PDF(Pubmed)
Abstract:
The majority of patients with Parkinson disease (PD) experience a loss in their sense of smell and accumulate insoluble α-synuclein aggregates in their olfactory bulbs (OB). Subjects affected by a SARS-CoV-2-linked illness (COVID-19) also frequently experience hyposmia. We previously postulated that microglial activation as well as α-synuclein and tau misprocessing can occur during host responses following microbial encounters. Using semiquantitative measurements of immunohistochemical signals, we examined OB and olfactory tract specimens collected serially at autopsies between 2020 and 2023. Deceased subjects comprised 50 adults, which included COVID19 + patients (n = 22), individuals with Lewy body disease (e.g., PD; dementia with Lewy bodies (n = 6)), Alzheimer disease (AD; n = 3), and other neurodegenerative disorders (e.g., progressive supranuclear palsy (n = 2); multisystem atrophy (n = 1)). Further, we included neurologically healthy controls (n = 9), and added subjects with an inflammation-rich brain disorder as neurological controls (NCO; n = 7). When probing for microglial and histiocytic reactivity in the anterior olfactory nuclei (AON) by anti-CD68 immunostaining, scores were consistently elevated in NCO and AD cases. In contrast, microglial signals on average were not significantly altered in COVID19 + patients relative to healthy controls, although anti-CD68 reactivity in their OB and tracts declined with progression in age. Mild-to-moderate increases in phospho-α-synuclein and phospho-tau signals were detected in the AON of tauopathy- and synucleinopathy-afflicted brains, respectively, consistent with mixed pathology, as described by others. Lastly, when both sides were available for comparison in our case series, we saw no asymmetry in the degree of pathology of the left versus right OB and tracts. We concluded from our autopsy series that after a fatal course of COVID-19, microscopic changes in the rostral, intracranial portion of the olfactory circuitry -when present- reflected neurodegenerative processes seen elsewhere in the brain.

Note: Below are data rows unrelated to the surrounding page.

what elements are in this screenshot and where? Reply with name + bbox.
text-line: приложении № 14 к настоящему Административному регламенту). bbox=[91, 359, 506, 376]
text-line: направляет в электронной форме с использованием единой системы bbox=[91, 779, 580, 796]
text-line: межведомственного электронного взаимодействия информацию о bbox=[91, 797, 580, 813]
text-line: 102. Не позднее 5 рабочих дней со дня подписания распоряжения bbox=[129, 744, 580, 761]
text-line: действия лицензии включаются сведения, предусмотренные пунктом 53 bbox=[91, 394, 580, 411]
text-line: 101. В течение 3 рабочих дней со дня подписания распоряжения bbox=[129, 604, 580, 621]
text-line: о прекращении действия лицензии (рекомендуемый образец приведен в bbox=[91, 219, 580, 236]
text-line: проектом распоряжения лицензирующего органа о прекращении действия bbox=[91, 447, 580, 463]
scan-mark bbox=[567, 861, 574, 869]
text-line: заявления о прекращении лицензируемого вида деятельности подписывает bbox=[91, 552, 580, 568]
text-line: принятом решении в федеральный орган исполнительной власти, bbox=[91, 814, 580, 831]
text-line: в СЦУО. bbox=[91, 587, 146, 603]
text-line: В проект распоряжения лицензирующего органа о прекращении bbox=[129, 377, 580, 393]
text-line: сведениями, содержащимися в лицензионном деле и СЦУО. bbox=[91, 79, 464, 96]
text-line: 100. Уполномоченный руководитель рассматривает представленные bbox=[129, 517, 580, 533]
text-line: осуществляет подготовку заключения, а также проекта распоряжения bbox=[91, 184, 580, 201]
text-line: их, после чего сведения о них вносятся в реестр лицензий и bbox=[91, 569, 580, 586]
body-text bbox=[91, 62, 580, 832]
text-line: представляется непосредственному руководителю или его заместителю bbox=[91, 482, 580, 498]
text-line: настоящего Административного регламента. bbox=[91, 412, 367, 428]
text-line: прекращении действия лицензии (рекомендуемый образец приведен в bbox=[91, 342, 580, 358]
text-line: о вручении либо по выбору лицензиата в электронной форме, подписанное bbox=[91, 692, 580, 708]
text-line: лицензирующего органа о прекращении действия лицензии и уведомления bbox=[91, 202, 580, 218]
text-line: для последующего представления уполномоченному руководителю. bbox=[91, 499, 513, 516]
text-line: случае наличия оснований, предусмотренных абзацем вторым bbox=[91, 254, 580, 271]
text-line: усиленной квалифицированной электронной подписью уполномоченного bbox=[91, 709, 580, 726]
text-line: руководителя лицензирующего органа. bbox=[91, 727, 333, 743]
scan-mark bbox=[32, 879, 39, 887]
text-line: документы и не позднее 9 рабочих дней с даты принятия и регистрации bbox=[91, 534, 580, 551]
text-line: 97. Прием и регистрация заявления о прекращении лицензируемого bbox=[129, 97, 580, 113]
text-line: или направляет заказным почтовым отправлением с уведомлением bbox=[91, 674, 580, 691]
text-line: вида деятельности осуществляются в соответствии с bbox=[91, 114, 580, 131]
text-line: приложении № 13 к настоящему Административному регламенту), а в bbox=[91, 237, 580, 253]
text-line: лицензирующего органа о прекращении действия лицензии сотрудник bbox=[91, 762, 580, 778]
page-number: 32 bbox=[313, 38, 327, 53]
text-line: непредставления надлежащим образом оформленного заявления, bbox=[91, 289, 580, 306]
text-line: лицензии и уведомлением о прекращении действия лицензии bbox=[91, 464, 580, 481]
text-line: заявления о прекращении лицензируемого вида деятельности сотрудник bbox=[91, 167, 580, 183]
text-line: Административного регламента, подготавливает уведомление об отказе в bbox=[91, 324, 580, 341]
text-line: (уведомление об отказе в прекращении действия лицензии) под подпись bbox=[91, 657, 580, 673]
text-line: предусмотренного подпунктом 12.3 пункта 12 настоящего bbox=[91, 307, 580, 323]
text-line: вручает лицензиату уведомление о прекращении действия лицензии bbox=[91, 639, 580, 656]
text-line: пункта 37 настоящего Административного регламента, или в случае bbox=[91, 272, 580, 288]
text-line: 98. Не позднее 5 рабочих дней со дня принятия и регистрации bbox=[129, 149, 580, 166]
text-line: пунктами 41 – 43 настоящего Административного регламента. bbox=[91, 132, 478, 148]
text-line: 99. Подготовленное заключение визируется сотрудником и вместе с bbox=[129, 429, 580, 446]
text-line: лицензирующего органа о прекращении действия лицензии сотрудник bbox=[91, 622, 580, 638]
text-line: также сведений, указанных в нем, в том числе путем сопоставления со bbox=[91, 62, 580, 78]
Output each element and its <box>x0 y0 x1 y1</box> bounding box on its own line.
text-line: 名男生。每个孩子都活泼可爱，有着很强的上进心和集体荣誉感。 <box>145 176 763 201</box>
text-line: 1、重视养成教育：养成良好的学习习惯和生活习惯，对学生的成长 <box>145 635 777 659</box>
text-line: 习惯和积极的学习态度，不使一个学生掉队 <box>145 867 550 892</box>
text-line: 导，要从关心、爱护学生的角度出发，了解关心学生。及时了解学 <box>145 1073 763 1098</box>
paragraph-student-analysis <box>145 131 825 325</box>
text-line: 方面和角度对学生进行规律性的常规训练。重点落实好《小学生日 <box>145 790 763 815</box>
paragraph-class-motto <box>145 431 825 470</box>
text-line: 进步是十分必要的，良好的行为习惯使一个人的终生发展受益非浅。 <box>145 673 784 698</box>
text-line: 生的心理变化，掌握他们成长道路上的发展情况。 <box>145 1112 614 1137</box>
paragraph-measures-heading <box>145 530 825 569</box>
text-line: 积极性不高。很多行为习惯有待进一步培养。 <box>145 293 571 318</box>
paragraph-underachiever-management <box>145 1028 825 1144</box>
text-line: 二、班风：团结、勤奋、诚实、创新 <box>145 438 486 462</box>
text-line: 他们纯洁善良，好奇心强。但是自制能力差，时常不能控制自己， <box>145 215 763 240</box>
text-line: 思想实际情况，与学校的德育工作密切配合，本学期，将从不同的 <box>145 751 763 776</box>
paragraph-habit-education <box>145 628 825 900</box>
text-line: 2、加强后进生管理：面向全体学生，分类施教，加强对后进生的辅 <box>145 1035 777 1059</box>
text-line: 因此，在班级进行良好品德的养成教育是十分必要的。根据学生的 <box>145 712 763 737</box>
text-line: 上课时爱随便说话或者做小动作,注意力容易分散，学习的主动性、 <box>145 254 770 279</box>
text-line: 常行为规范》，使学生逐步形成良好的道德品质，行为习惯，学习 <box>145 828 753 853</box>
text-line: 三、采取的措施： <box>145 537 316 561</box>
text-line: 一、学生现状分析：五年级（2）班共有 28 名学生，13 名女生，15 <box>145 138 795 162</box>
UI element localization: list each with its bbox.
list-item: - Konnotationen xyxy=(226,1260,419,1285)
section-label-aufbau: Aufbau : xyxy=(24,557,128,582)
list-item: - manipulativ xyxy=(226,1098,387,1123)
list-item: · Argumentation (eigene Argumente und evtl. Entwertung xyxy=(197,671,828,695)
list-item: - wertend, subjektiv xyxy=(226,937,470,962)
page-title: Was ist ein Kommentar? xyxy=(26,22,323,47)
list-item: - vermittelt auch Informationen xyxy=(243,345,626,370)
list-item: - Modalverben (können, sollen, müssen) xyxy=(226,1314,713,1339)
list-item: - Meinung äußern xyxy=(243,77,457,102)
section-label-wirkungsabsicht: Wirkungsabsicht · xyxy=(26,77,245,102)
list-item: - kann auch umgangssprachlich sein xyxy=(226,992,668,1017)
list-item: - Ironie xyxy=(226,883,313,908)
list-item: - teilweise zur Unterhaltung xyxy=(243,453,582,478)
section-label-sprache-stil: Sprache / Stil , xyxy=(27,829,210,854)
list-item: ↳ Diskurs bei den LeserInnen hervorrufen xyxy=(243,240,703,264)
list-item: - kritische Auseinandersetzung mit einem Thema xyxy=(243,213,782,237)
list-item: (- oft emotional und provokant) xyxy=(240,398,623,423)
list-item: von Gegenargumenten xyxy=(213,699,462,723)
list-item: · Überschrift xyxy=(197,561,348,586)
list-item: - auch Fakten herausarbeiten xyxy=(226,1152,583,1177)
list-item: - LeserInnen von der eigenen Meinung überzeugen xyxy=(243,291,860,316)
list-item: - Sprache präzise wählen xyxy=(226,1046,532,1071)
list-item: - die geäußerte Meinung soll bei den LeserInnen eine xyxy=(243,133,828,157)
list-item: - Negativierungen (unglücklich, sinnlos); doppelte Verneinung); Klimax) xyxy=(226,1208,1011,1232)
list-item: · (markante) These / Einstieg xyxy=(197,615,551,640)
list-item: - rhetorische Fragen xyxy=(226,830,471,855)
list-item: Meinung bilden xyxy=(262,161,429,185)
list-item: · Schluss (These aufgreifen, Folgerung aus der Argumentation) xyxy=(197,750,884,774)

In general, microglial reactivity correlated best with the degree of Alzheimer\'s-linked tauopathy and declined with progression of age in COVID19 + patients.
摘要:
大多数帕金森病(PD)患者的嗅觉丧失,并在嗅球(OB)中积累不溶性α-突触核蛋白聚集体。受SARS-CoV-2相关疾病(COVID-19)影响的受试者也经常出现食子不振。我们先前推测小胶质细胞激活以及α-突触核蛋白和tau错误处理可能在微生物遭遇后的宿主反应期间发生。使用免疫组织化学信号的半定量测量,我们检查了在2020年至2023年之间的尸检中连续收集的OB和嗅道标本。死者包括50名成年人,其中包括COVID19+患者(n=22),患有路易体疾病的个体(例如,PD;路易体痴呆(n=6),阿尔茨海默病(AD;n=3),和其他神经退行性疾病(例如,进行性核上性麻痹(n=2);多系统萎缩(n=1))。Further,我们包括神经健康对照(n=9),并添加患有富含炎症的脑部疾病的受试者作为神经对照(NCO;n=7)。当通过抗CD68免疫染色探测前嗅核(AON)中的小胶质细胞和组织细胞反应时,NCO和AD病例的评分持续升高.相比之下,与健康对照组相比,COVID19+患者的小胶质细胞信号平均没有显著改变,尽管其OB和束中的抗CD68反应性随着年龄的增长而下降。在受Tau病和突触核蛋白病折磨的大脑的AON中检测到磷酸-α-突触核蛋白和磷酸-tau信号的轻度至中度增加,分别,符合混合病理,正如其他人所描述的。最后,当双方都可以在我们的案例系列中进行比较时,我们在左侧和右侧OB和束的病理程度上没有看到不对称。我们从尸检系列中得出的结论是,在COVID-19的致命过程中,头颅的微观变化,嗅觉回路的颅内部分-当存在时-反映了大脑其他部位的神经退行性过程。总的来说,在COVID19+患者中,小胶质细胞反应性与阿尔茨海默病相关tau蛋白病的程度相关性最好,并随年龄的进展而下降。